People who live it up — or socialize at church — may prevent or delay the brain drain of old age.
Visiting friends, attending parties, and even going to church might be just as good for your brain as crossword puzzles, new research suggests.
Frequent social activity may help to prevent or delay cognitive decline in old age, the study found.
The researchers aimed to rule out the possibility that cognitive decline precedes, or causes, social isolation, and not the reverse.
"It's logical to think that when someone's cognitive abilities break down, they are less likely to go out and meet friends, enjoy a camping trip, or participate in community clubs. If memory and thinking capabilities fail, socializing becomes difficult," said lead researcher Bryan James at the Rush Alzheimer's Disease Center. "But our findings suggest that social inactivity itself leads to cognitive impairments."
The study included 1,138 older adults with a mean age of 80 who are participating in the Rush Memory and Aging Project, an ongoing longitudinal study of common chronic conditions of aging. They each underwent yearly evaluations that included a medical history and neuropsychological tests.
Social activity was measured based on a questionnaire that asked participants whether, and how often, in the previous year they had engaged in activities that involve social interaction—for example, whether they went to restaurants, sporting events or the teletract (off-track betting) or played bingo; went on day trips or overnight trips; did volunteer work; visited relatives or friends; participated in groups such as the Knights of Columbus; or attended religious services.

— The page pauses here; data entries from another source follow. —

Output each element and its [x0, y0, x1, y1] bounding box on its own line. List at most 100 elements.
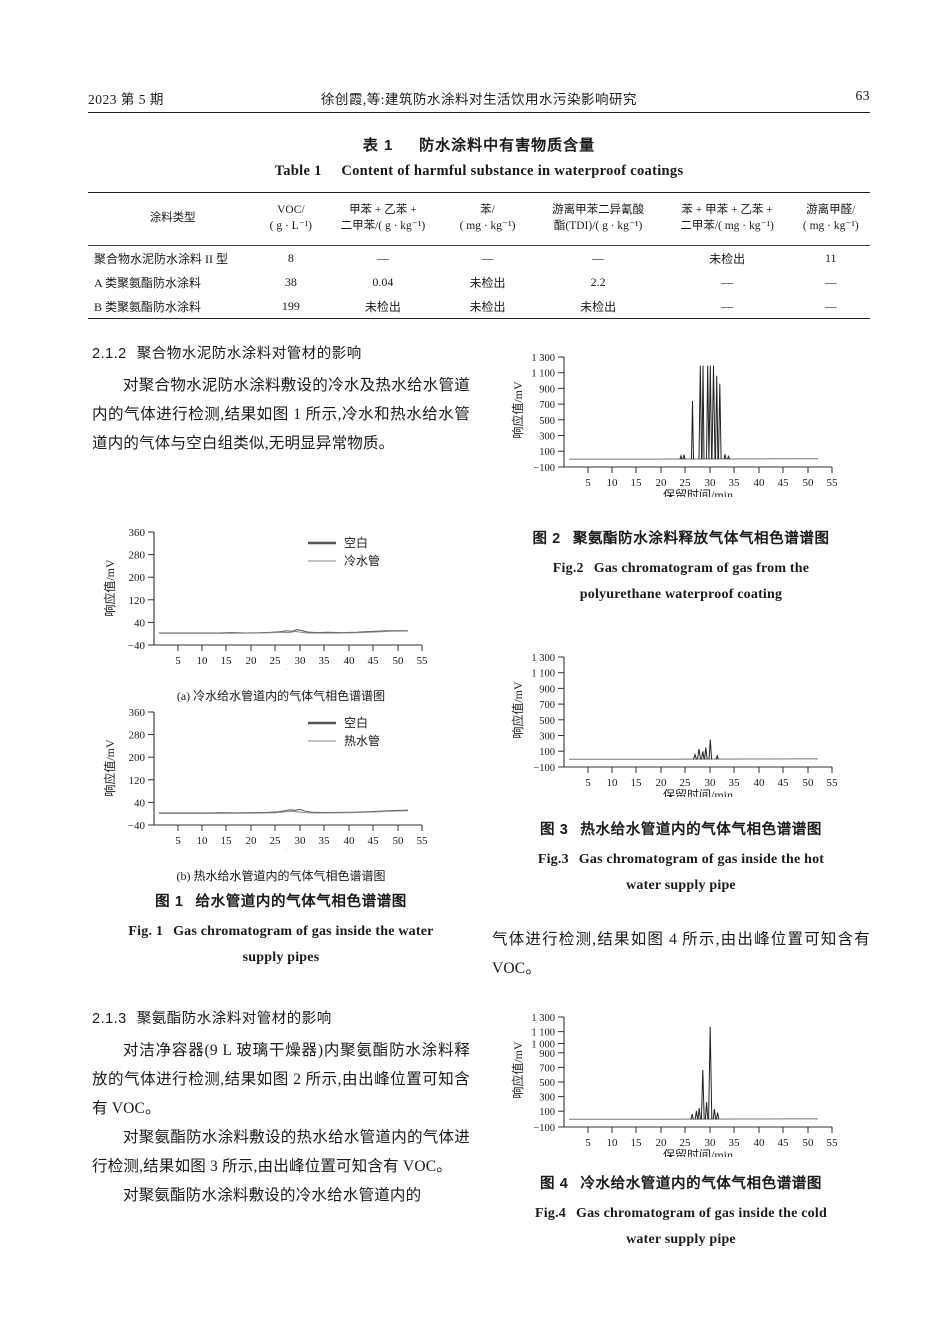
svg-text:空白: 空白 — [344, 535, 368, 550]
svg-text:保留时间/min: 保留时间/min — [663, 788, 733, 797]
paragraph-2-1-3-3: 对聚氨酯防水涂料敷设的冷水给水管道内的 — [123, 1187, 422, 1204]
figure-2-block: 1 300 1 100 900 700 500 300 100 −100 — [492, 345, 870, 497]
figure-1-caption-en-2: supply pipes — [242, 950, 320, 965]
svg-text:30: 30 — [705, 1137, 717, 1149]
svg-text:20: 20 — [246, 655, 258, 667]
table-col-header-formaldehyde: 游离甲醛/ ( mg · kg⁻¹) — [791, 192, 870, 246]
figure-3-caption-cn: 热水给水管道内的气体气相色谱谱图 — [580, 822, 822, 838]
chart-fig1b: 360 280 200 120 40 −40 5 — [102, 707, 428, 850]
svg-text:280: 280 — [129, 730, 146, 742]
svg-text:5: 5 — [175, 655, 181, 667]
svg-text:20: 20 — [656, 477, 668, 489]
figure-4-block: 1 300 1 100 1 000 900 700 500 300 100 −1… — [492, 1005, 870, 1157]
svg-text:25: 25 — [270, 835, 282, 847]
svg-text:50: 50 — [803, 1137, 815, 1149]
section-number: 2.1.3 — [92, 1011, 127, 1027]
svg-text:55: 55 — [827, 477, 839, 489]
svg-text:55: 55 — [417, 655, 429, 667]
svg-text:35: 35 — [319, 655, 331, 667]
running-head: 2023 第 5 期 徐创霞,等:建筑防水涂料对生活饮用水污染影响研究 63 — [88, 88, 870, 110]
svg-text:40: 40 — [754, 777, 766, 789]
svg-text:25: 25 — [680, 1137, 692, 1149]
svg-text:25: 25 — [270, 655, 282, 667]
svg-text:20: 20 — [246, 835, 258, 847]
figure-4-caption-en-1: Gas chromatogram of gas inside the cold — [575, 1206, 827, 1221]
svg-text:200: 200 — [129, 752, 146, 764]
svg-text:保留时间/min: 保留时间/min — [663, 1148, 733, 1157]
svg-text:−40: −40 — [128, 820, 146, 832]
svg-text:10: 10 — [197, 655, 209, 667]
svg-text:300: 300 — [539, 432, 555, 443]
figure-3-caption-en-2: water supply pipe — [626, 878, 736, 893]
svg-text:1 300: 1 300 — [531, 1013, 555, 1024]
svg-text:30: 30 — [705, 477, 717, 489]
svg-text:200: 200 — [129, 572, 146, 584]
figure-3-caption: 图 3 热水给水管道内的气体气相色谱谱图 Fig.3 Gas chromatogra… — [492, 818, 870, 899]
chart-fig2: 1 300 1 100 900 700 500 300 100 −100 — [510, 353, 839, 497]
paragraph-continued: 气体进行检测,结果如图 4 所示,由出峰位置可知含有 VOC。 — [492, 931, 870, 977]
table-row: B 类聚氨酯防水涂料 199 未检出 未检出 未检出 — — — [88, 294, 870, 319]
svg-text:−40: −40 — [128, 640, 146, 652]
table-title-cn: 表 1 防水涂料中有害物质含量 — [88, 134, 870, 155]
figure-2-caption-cn: 聚氨酯防水涂料释放气体气相色谱谱图 — [572, 531, 830, 547]
svg-text:25: 25 — [680, 477, 692, 489]
svg-text:冷水管: 冷水管 — [344, 553, 380, 568]
figure-4-caption-cn: 冷水给水管道内的气体气相色谱谱图 — [580, 1176, 822, 1192]
right-column: 气体进行检测,结果如图 4 所示,由出峰位置可知含有 VOC。 — [492, 925, 870, 983]
paragraph-2-1-2: 对聚合物水泥防水涂料敷设的冷水及热水给水管道内的气体进行检测,结果如图 1 所示… — [92, 377, 470, 452]
svg-text:35: 35 — [729, 477, 741, 489]
figure-1-caption-cn: 给水管道内的气体气相色谱谱图 — [195, 894, 407, 910]
chart-fig2-ylabel: 响应值/mV — [510, 381, 525, 439]
svg-text:35: 35 — [729, 777, 741, 789]
paragraph-2-1-3-1: 对洁净容器(9 L 玻璃干燥器)内聚氨酯防水涂料释放的气体进行检测,结果如图 2… — [92, 1042, 470, 1117]
svg-text:120: 120 — [129, 595, 146, 607]
table-col-header-type: 涂料类型 — [88, 192, 258, 246]
figure-3-label-cn: 图 3 — [539, 822, 569, 838]
figure-1a-subcaption: (a) 冷水给水管道内的气体气相色谱谱图 — [176, 689, 386, 703]
svg-text:保留时间/min: 保留时间/min — [253, 849, 323, 850]
svg-text:100: 100 — [539, 447, 555, 458]
table-col-header-benzene: 苯/ ( mg · kg⁻¹) — [441, 192, 534, 246]
figure-4-caption: 图 4 冷水给水管道内的气体气相色谱谱图 Fig.4 Gas chromatogra… — [492, 1172, 870, 1253]
svg-text:1 300: 1 300 — [531, 353, 555, 364]
figure-4-label-cn: 图 4 — [539, 1176, 569, 1192]
svg-text:500: 500 — [539, 416, 555, 427]
chart-fig3-ylabel: 响应值/mV — [510, 681, 525, 739]
svg-text:100: 100 — [539, 1107, 555, 1118]
figure-3-caption-en-1: Gas chromatogram of gas inside the hot — [578, 852, 825, 867]
left-column-continued: 2.1.3 聚氨酯防水涂料对管材的影响 对洁净容器(9 L 玻璃干燥器)内聚氨酯防… — [92, 1005, 470, 1210]
svg-text:15: 15 — [631, 1137, 643, 1149]
svg-text:15: 15 — [221, 655, 233, 667]
svg-text:280: 280 — [129, 550, 146, 562]
svg-text:50: 50 — [803, 477, 815, 489]
svg-text:空白: 空白 — [344, 715, 368, 730]
svg-text:20: 20 — [656, 1137, 668, 1149]
table-col-header-tex: 甲苯 + 乙苯 + 二甲苯/( g · kg⁻¹) — [324, 192, 442, 246]
svg-text:10: 10 — [607, 777, 619, 789]
svg-text:5: 5 — [585, 1137, 591, 1149]
figure-1-label-cn: 图 1 — [155, 894, 184, 910]
svg-text:500: 500 — [539, 716, 555, 727]
svg-text:45: 45 — [778, 777, 790, 789]
svg-text:30: 30 — [295, 655, 307, 667]
figure-2-label-cn: 图 2 — [532, 531, 561, 547]
section-heading-2-1-3: 2.1.3 聚氨酯防水涂料对管材的影响 — [92, 1005, 470, 1034]
figure-2-caption-en-2: polyurethane waterproof coating — [579, 587, 783, 602]
section-title: 聚合物水泥防水涂料对管材的影响 — [136, 346, 362, 362]
svg-text:900: 900 — [539, 1049, 555, 1060]
chart-fig1b-legend: 空白 热水管 — [308, 715, 380, 748]
table-col-header-btex: 苯 + 甲苯 + 乙苯 + 二甲苯/( mg · kg⁻¹) — [662, 192, 792, 246]
svg-text:500: 500 — [539, 1078, 555, 1089]
svg-text:−100: −100 — [533, 463, 555, 474]
svg-text:700: 700 — [539, 700, 555, 711]
svg-text:50: 50 — [803, 777, 815, 789]
svg-text:40: 40 — [134, 797, 146, 809]
svg-text:−100: −100 — [533, 763, 555, 774]
svg-text:40: 40 — [754, 1137, 766, 1149]
chart-fig3: 1 300 1 100 900 700 500 300 100 −100 — [510, 653, 838, 797]
svg-text:45: 45 — [778, 477, 790, 489]
svg-text:1 100: 1 100 — [531, 669, 555, 680]
chart-fig4-ylabel: 响应值/mV — [510, 1041, 525, 1099]
svg-text:10: 10 — [607, 1137, 619, 1149]
table-col-header-tdi: 游离甲苯二异氰酸 酯(TDI)/( g · kg⁻¹) — [533, 192, 663, 246]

Cognitive function was assessed using a battery of 19 tests for various types of memory (episodic, semantic and working memory), as well as perceptual speed and visuospatial ability.

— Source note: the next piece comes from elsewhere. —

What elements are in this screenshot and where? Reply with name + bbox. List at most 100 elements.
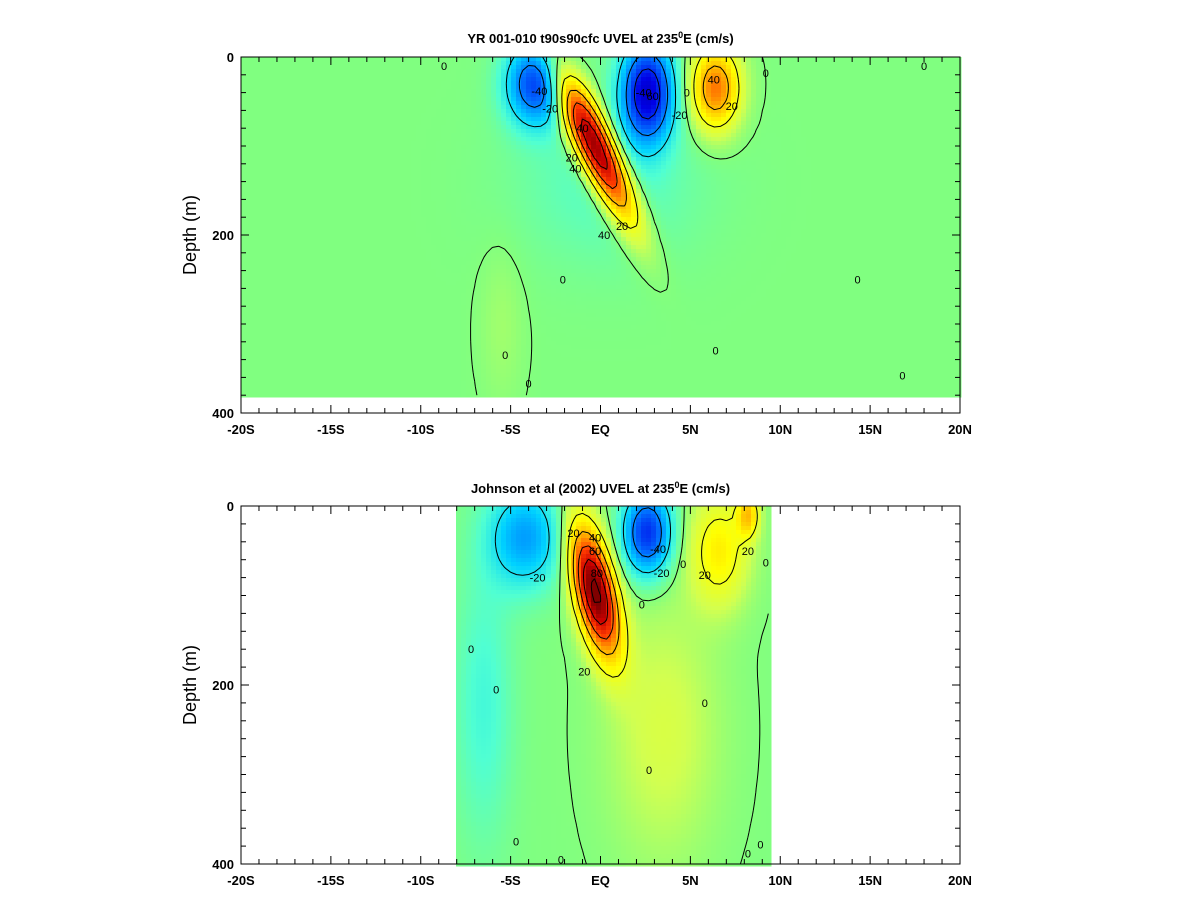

At the start of the investigation, all participants were free of any signs of cognitive impairment. Over an average of five years, however, those who were more socially active showed reduced rates of cognitive decline. On average, those who had the highest levels of social activity (the 90th percentile) experienced only one quarter of the rate of cognitive decline experienced by the least socially active individuals.
It's possible "social activity challenges older adults to participate in complex interpersonal exchanges, which could promote or main efficient neural networks in a case of 'use it or lose it,'" James said.
The study was published online by the Journal of the International Neuropsychological Society.